The third quarter of the 17th century saw a serious deficit of circulating copper small change caused in part by the English civil wars of the 1640s and the cessation of the royal (rose) farthing coinage of Charles I. With everyday transactions desperately in need of usable currency, local and regional traders, craftsmen, civic corporations and hostelries stepped in to address the problem by issuing their own individual token farthings and halfpennies. Primarily functioning at a very local level, these tokens would be given out and exchanged by the issuers and those who trusted their business. Over 14,000 varieties are recorded as having been produced before they were banned by order of Charles II in 1672 whose government then issued an official copper coinage in the same recognisable form as persisted until decimalisation, some three hundred years later.
The distribution patterns and imagery of these tokens can tell us much about the activities of the issuers, many of whom were prominent characters with civic offices and roles who are named in historical documents of the period.
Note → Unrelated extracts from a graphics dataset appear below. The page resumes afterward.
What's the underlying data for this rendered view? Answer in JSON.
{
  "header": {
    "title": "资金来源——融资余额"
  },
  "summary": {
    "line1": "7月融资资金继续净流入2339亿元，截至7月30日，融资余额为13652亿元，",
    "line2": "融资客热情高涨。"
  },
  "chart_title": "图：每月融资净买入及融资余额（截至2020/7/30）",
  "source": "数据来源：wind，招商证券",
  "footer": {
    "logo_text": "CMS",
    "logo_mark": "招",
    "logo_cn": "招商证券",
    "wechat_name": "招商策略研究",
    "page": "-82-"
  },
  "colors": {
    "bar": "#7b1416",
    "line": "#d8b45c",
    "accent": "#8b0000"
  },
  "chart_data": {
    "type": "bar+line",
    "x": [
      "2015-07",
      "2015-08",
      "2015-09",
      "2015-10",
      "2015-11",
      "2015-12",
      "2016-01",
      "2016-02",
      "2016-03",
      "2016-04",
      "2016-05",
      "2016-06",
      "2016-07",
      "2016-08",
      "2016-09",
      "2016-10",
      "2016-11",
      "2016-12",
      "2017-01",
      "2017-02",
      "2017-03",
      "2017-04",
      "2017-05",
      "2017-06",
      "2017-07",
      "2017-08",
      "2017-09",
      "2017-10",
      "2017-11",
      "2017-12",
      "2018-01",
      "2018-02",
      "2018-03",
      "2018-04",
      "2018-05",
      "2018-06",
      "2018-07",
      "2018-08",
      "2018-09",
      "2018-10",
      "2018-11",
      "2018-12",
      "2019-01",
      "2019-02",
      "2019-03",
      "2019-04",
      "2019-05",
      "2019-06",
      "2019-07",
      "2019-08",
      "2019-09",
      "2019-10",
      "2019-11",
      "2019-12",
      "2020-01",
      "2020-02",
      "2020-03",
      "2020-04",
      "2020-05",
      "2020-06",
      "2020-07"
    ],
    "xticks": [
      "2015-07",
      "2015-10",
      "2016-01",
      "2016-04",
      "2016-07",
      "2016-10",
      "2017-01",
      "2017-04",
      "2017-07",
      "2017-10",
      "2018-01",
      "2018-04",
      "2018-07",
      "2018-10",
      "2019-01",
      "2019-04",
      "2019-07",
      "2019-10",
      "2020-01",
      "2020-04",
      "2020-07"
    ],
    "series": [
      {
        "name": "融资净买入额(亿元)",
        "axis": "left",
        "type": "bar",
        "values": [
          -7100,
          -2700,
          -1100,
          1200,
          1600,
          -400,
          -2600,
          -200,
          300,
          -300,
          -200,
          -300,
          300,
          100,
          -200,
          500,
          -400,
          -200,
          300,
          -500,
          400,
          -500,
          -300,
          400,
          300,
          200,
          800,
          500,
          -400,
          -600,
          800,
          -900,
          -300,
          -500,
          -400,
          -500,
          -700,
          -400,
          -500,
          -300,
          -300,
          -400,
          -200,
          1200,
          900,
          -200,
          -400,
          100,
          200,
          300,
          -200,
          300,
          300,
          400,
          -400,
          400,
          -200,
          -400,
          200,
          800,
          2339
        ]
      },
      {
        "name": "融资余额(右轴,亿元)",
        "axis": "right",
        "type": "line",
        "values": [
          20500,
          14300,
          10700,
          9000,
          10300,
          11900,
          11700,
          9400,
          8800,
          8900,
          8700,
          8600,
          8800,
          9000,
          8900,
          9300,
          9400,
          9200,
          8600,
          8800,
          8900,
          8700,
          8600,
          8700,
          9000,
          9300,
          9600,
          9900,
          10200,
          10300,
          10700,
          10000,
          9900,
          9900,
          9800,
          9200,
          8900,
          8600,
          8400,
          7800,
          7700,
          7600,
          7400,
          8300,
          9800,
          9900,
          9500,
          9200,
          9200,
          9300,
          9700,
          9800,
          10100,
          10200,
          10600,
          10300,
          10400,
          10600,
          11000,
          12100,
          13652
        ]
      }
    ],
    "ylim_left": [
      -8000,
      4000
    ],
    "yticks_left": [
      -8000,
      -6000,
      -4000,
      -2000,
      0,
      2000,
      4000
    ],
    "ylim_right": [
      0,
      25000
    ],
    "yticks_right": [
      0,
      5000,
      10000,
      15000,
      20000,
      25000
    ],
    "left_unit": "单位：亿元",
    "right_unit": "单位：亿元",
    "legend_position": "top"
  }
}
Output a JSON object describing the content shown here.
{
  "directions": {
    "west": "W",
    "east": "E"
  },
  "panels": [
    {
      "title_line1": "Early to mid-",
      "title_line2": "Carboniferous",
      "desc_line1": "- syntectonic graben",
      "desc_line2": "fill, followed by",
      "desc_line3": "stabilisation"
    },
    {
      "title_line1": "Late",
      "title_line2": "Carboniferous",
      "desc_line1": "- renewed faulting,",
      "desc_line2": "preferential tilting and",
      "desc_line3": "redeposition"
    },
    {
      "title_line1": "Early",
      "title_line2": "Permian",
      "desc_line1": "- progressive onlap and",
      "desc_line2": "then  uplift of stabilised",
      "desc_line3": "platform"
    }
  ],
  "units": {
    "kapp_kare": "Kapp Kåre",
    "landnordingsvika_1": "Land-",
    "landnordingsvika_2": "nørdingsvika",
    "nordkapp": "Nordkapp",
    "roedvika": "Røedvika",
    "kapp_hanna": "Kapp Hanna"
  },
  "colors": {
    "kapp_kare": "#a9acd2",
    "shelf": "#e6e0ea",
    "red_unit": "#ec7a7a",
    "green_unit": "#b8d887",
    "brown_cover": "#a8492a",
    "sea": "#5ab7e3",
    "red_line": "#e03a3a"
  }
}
Despite the huge recorded diversity, new issues come to light every so often, perhaps now more so than ever through the work of the Portable Antiquities Scheme which provides an easy channel for new discoveries to be documented and shared.
This particular token, recorded as SUR-7B4C77, is a previously undocumented variant and also a very well preserved example. It names a tavern or inn called the Ship Carpenter’s (or Shipwright’s) arms in Rotherhithe Wall, Southwark. On the obverse it has the arms of the name, on the reverse are the issuers’ initials I & T W, most likely for the tavern’s proprietor and his wife . Both the identity of the owner and the precise location of this establishment are apparently not now known.
Surrey benefits from having an extremely comprehensive and up-to-date study of these tokens (Tim Everson’s (2015) “Seventeenth Century Trading Tokens of Surrey and Southwark” ), but even so only one other example was previously known of a token issued by this particular establishment – itself also known from a unique specimen, but with a different design to this latest find. Consequently this variant becomes a new addition to the corpus of tokens for the historic county of Surrey and Southwark and is now the reference example for its type, Surrey 284B.